What You Built and Where to Go Next
In 30 minutes, you have built an AI agent that:
- Accepts natural language instructions
- Plans multi-step task execution
- Reads files and examines their contents
- Executes shell commands with safety guardrails
- Searches the web for current information
- Handles errors gracefully and retries intelligently
- Runs as an HTTP API ready for production deployment
This is not a toy. This is the same architecture that powers production agent systems at companies processing millions of requests daily. The differences between what you have and what they have are scale (more tools, more robust infrastructure), polish (streaming, better UX), and specialization (domain-specific system prompts and tool sets).
The most impactful next steps, in order of priority:
- Add three domain-specific tools relevant to your work (database queries, API calls to services you use, document generation).
- Implement conversation persistence so the agent remembers context across sessions.
- Add streaming output for real-time feedback during long-running tasks.
- Deploy behind authentication so you can access your agent from any device.
- Build a multi-agent pipeline where specialized agents handle different task types.

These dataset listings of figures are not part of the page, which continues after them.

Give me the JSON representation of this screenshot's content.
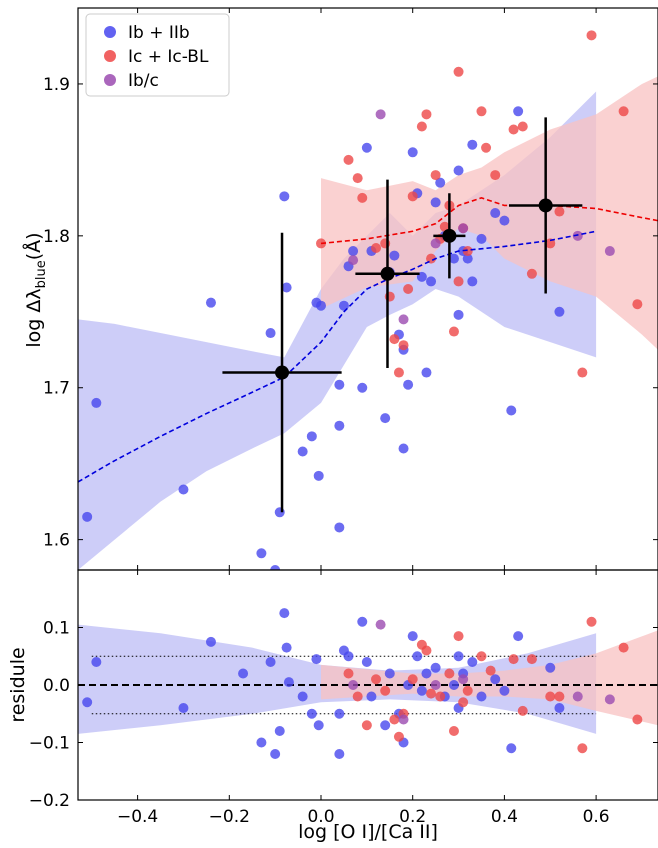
{
  "chart_data": {
    "type": "scatter",
    "colors": {
      "ib_iib": "#4747ee",
      "ic_icbl": "#ee4747",
      "ibc": "#9b4bb0",
      "band_blue": "#c4c4f7",
      "band_red": "#f8c2c2"
    },
    "x_ticks": [
      "−0.4",
      "−0.2",
      "0.0",
      "0.2",
      "0.4",
      "0.6"
    ],
    "x_tick_values": [
      -0.4,
      -0.2,
      0.0,
      0.2,
      0.4,
      0.6
    ],
    "xlim": [
      -0.53,
      0.735
    ],
    "top_panel": {
      "ylim": [
        1.58,
        1.95
      ],
      "y_ticks": [
        "1.6",
        "1.7",
        "1.8",
        "1.9"
      ],
      "y_tick_values": [
        1.6,
        1.7,
        1.8,
        1.9
      ],
      "legend_placement": "top-left",
      "series": [
        {
          "name": "Ib + IIb",
          "color_key": "ib_iib",
          "points": [
            [
              -0.51,
              1.615
            ],
            [
              -0.49,
              1.69
            ],
            [
              -0.3,
              1.633
            ],
            [
              -0.24,
              1.756
            ],
            [
              -0.13,
              1.591
            ],
            [
              -0.11,
              1.736
            ],
            [
              -0.1,
              1.58
            ],
            [
              -0.09,
              1.618
            ],
            [
              -0.08,
              1.826
            ],
            [
              -0.075,
              1.766
            ],
            [
              -0.04,
              1.658
            ],
            [
              -0.02,
              1.668
            ],
            [
              -0.01,
              1.756
            ],
            [
              -0.005,
              1.642
            ],
            [
              0.0,
              1.754
            ],
            [
              0.04,
              1.702
            ],
            [
              0.04,
              1.675
            ],
            [
              0.04,
              1.608
            ],
            [
              0.05,
              1.754
            ],
            [
              0.06,
              1.78
            ],
            [
              0.07,
              1.79
            ],
            [
              0.09,
              1.7
            ],
            [
              0.1,
              1.858
            ],
            [
              0.11,
              1.79
            ],
            [
              0.14,
              1.68
            ],
            [
              0.15,
              1.776
            ],
            [
              0.16,
              1.787
            ],
            [
              0.17,
              1.735
            ],
            [
              0.18,
              1.725
            ],
            [
              0.18,
              1.66
            ],
            [
              0.19,
              1.702
            ],
            [
              0.2,
              1.855
            ],
            [
              0.21,
              1.828
            ],
            [
              0.22,
              1.773
            ],
            [
              0.23,
              1.71
            ],
            [
              0.24,
              1.77
            ],
            [
              0.25,
              1.822
            ],
            [
              0.26,
              1.835
            ],
            [
              0.27,
              1.8
            ],
            [
              0.29,
              1.785
            ],
            [
              0.3,
              1.748
            ],
            [
              0.3,
              1.843
            ],
            [
              0.31,
              1.79
            ],
            [
              0.32,
              1.785
            ],
            [
              0.33,
              1.77
            ],
            [
              0.33,
              1.86
            ],
            [
              0.35,
              1.798
            ],
            [
              0.38,
              1.815
            ],
            [
              0.4,
              1.81
            ],
            [
              0.415,
              1.685
            ],
            [
              0.43,
              1.882
            ],
            [
              0.52,
              1.75
            ]
          ]
        },
        {
          "name": "Ic + Ic-BL",
          "color_key": "ic_icbl",
          "points": [
            [
              0.0,
              1.795
            ],
            [
              0.06,
              1.85
            ],
            [
              0.08,
              1.838
            ],
            [
              0.09,
              1.825
            ],
            [
              0.12,
              1.792
            ],
            [
              0.14,
              1.795
            ],
            [
              0.15,
              1.76
            ],
            [
              0.16,
              1.732
            ],
            [
              0.17,
              1.71
            ],
            [
              0.18,
              1.728
            ],
            [
              0.19,
              1.765
            ],
            [
              0.2,
              1.826
            ],
            [
              0.22,
              1.872
            ],
            [
              0.23,
              1.88
            ],
            [
              0.24,
              1.785
            ],
            [
              0.25,
              1.84
            ],
            [
              0.26,
              1.798
            ],
            [
              0.27,
              1.806
            ],
            [
              0.28,
              1.82
            ],
            [
              0.29,
              1.737
            ],
            [
              0.3,
              1.77
            ],
            [
              0.3,
              1.908
            ],
            [
              0.31,
              1.805
            ],
            [
              0.32,
              1.79
            ],
            [
              0.35,
              1.882
            ],
            [
              0.36,
              1.858
            ],
            [
              0.38,
              1.84
            ],
            [
              0.42,
              1.87
            ],
            [
              0.44,
              1.872
            ],
            [
              0.46,
              1.775
            ],
            [
              0.5,
              1.795
            ],
            [
              0.52,
              1.816
            ],
            [
              0.57,
              1.71
            ],
            [
              0.59,
              1.932
            ],
            [
              0.66,
              1.882
            ],
            [
              0.69,
              1.755
            ]
          ]
        },
        {
          "name": "Ib/c",
          "color_key": "ibc",
          "points": [
            [
              0.07,
              1.784
            ],
            [
              0.13,
              1.88
            ],
            [
              0.18,
              1.745
            ],
            [
              0.25,
              1.795
            ],
            [
              0.31,
              1.805
            ],
            [
              0.56,
              1.8
            ],
            [
              0.63,
              1.79
            ]
          ]
        }
      ],
      "binned_means": [
        {
          "x": -0.085,
          "y": 1.71,
          "xerr": 0.13,
          "yerr": 0.092
        },
        {
          "x": 0.145,
          "y": 1.775,
          "xerr": 0.07,
          "yerr": 0.062
        },
        {
          "x": 0.28,
          "y": 1.8,
          "xerr": 0.035,
          "yerr": 0.028
        },
        {
          "x": 0.49,
          "y": 1.82,
          "xerr": 0.08,
          "yerr": 0.058
        }
      ],
      "trend_blue": {
        "x": [
          -0.53,
          -0.45,
          -0.35,
          -0.25,
          -0.15,
          -0.08,
          0.0,
          0.05,
          0.1,
          0.15,
          0.2,
          0.25,
          0.3,
          0.4,
          0.5,
          0.6
        ],
        "y": [
          1.638,
          1.652,
          1.668,
          1.683,
          1.697,
          1.707,
          1.73,
          1.75,
          1.765,
          1.772,
          1.778,
          1.785,
          1.79,
          1.793,
          1.797,
          1.803
        ],
        "lo": [
          1.58,
          1.6,
          1.625,
          1.645,
          1.66,
          1.67,
          1.69,
          1.715,
          1.74,
          1.748,
          1.755,
          1.765,
          1.76,
          1.74,
          1.73,
          1.72
        ],
        "hi": [
          1.745,
          1.742,
          1.736,
          1.73,
          1.724,
          1.72,
          1.765,
          1.785,
          1.8,
          1.815,
          1.8,
          1.815,
          1.82,
          1.84,
          1.865,
          1.895
        ]
      },
      "trend_red": {
        "x": [
          0.0,
          0.1,
          0.2,
          0.25,
          0.3,
          0.35,
          0.4,
          0.5,
          0.6,
          0.7,
          0.735
        ],
        "y": [
          1.795,
          1.798,
          1.803,
          1.808,
          1.82,
          1.825,
          1.82,
          1.82,
          1.818,
          1.812,
          1.81
        ],
        "lo": [
          1.752,
          1.766,
          1.77,
          1.79,
          1.805,
          1.8,
          1.785,
          1.77,
          1.76,
          1.735,
          1.725
        ],
        "hi": [
          1.838,
          1.83,
          1.836,
          1.83,
          1.84,
          1.845,
          1.855,
          1.87,
          1.88,
          1.9,
          1.905
        ]
      }
    },
    "bottom_panel": {
      "ylim": [
        -0.2,
        0.2
      ],
      "y_ticks": [
        "−0.2",
        "−0.1",
        "0.0",
        "0.1"
      ],
      "y_tick_values": [
        -0.2,
        -0.1,
        0.0,
        0.1
      ],
      "dotted_lines": [
        0.05,
        -0.05
      ],
      "dashed_line": 0.0,
      "series": [
        {
          "name": "Ib + IIb",
          "color_key": "ib_iib",
          "points": [
            [
              -0.51,
              -0.03
            ],
            [
              -0.49,
              0.04
            ],
            [
              -0.3,
              -0.04
            ],
            [
              -0.24,
              0.075
            ],
            [
              -0.17,
              0.02
            ],
            [
              -0.13,
              -0.1
            ],
            [
              -0.11,
              0.04
            ],
            [
              -0.1,
              -0.12
            ],
            [
              -0.09,
              -0.08
            ],
            [
              -0.08,
              0.125
            ],
            [
              -0.075,
              0.065
            ],
            [
              -0.07,
              0.005
            ],
            [
              -0.04,
              -0.02
            ],
            [
              -0.02,
              -0.05
            ],
            [
              -0.01,
              0.045
            ],
            [
              -0.005,
              -0.07
            ],
            [
              0.04,
              -0.12
            ],
            [
              0.04,
              -0.05
            ],
            [
              0.05,
              0.06
            ],
            [
              0.06,
              0.05
            ],
            [
              0.09,
              0.11
            ],
            [
              0.1,
              0.04
            ],
            [
              0.11,
              -0.02
            ],
            [
              0.14,
              -0.07
            ],
            [
              0.15,
              0.02
            ],
            [
              0.17,
              -0.05
            ],
            [
              0.18,
              -0.1
            ],
            [
              0.19,
              0.0
            ],
            [
              0.2,
              0.085
            ],
            [
              0.21,
              0.05
            ],
            [
              0.22,
              -0.01
            ],
            [
              0.23,
              0.02
            ],
            [
              0.25,
              0.03
            ],
            [
              0.27,
              -0.02
            ],
            [
              0.29,
              0.0
            ],
            [
              0.3,
              0.05
            ],
            [
              0.3,
              -0.04
            ],
            [
              0.31,
              0.02
            ],
            [
              0.33,
              0.04
            ],
            [
              0.35,
              -0.02
            ],
            [
              0.38,
              0.01
            ],
            [
              0.4,
              -0.01
            ],
            [
              0.415,
              -0.11
            ],
            [
              0.43,
              0.085
            ],
            [
              0.5,
              0.03
            ],
            [
              0.52,
              -0.04
            ]
          ]
        },
        {
          "name": "Ic + Ic-BL",
          "color_key": "ic_icbl",
          "points": [
            [
              0.06,
              0.02
            ],
            [
              0.08,
              -0.02
            ],
            [
              0.1,
              -0.07
            ],
            [
              0.12,
              0.01
            ],
            [
              0.14,
              -0.01
            ],
            [
              0.16,
              -0.06
            ],
            [
              0.17,
              -0.09
            ],
            [
              0.18,
              -0.05
            ],
            [
              0.2,
              0.01
            ],
            [
              0.22,
              0.07
            ],
            [
              0.23,
              0.06
            ],
            [
              0.24,
              -0.015
            ],
            [
              0.26,
              -0.02
            ],
            [
              0.28,
              0.02
            ],
            [
              0.29,
              -0.08
            ],
            [
              0.3,
              0.085
            ],
            [
              0.31,
              -0.03
            ],
            [
              0.32,
              -0.01
            ],
            [
              0.35,
              0.05
            ],
            [
              0.37,
              0.025
            ],
            [
              0.42,
              0.045
            ],
            [
              0.44,
              -0.045
            ],
            [
              0.46,
              0.045
            ],
            [
              0.5,
              -0.02
            ],
            [
              0.52,
              -0.02
            ],
            [
              0.57,
              -0.11
            ],
            [
              0.59,
              0.11
            ],
            [
              0.66,
              0.065
            ],
            [
              0.69,
              -0.06
            ]
          ]
        },
        {
          "name": "Ib/c",
          "color_key": "ibc",
          "points": [
            [
              0.07,
              0.0
            ],
            [
              0.13,
              0.105
            ],
            [
              0.18,
              -0.06
            ],
            [
              0.25,
              0.0
            ],
            [
              0.31,
              0.01
            ],
            [
              0.56,
              -0.02
            ],
            [
              0.63,
              -0.025
            ]
          ]
        }
      ],
      "band_blue": {
        "x": [
          -0.53,
          -0.35,
          -0.15,
          0.0,
          0.15,
          0.3,
          0.45,
          0.6
        ],
        "lo": [
          -0.085,
          -0.07,
          -0.05,
          -0.03,
          -0.025,
          -0.03,
          -0.05,
          -0.085
        ],
        "hi": [
          0.105,
          0.09,
          0.065,
          0.035,
          0.025,
          0.03,
          0.055,
          0.09
        ]
      },
      "band_red": {
        "x": [
          0.0,
          0.2,
          0.3,
          0.4,
          0.5,
          0.6,
          0.735
        ],
        "lo": [
          -0.025,
          -0.015,
          -0.02,
          -0.02,
          -0.025,
          -0.045,
          -0.07
        ],
        "hi": [
          0.035,
          0.02,
          0.02,
          0.025,
          0.035,
          0.055,
          0.095
        ]
      }
    },
    "legend": [
      "Ib + IIb",
      "Ic + Ic-BL",
      "Ib/c"
    ]
  }
}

The agent paradigm is where AI development is heading in 2026. The $12.8 billion flowing into agentic AI infrastructure this quarter is building the ecosystem around exactly the kind of system you just created. The developers who understand how agents work at the code level — not just the concept level — will have a structural advantage as this category matures.
Start with the agent you built today. Add one tool per week. Within a month, you will have a personal AI agent that handles tasks that previously required manual work across multiple applications. That is the real value of understanding how to build from scratch rather than depending on a platform you do not control.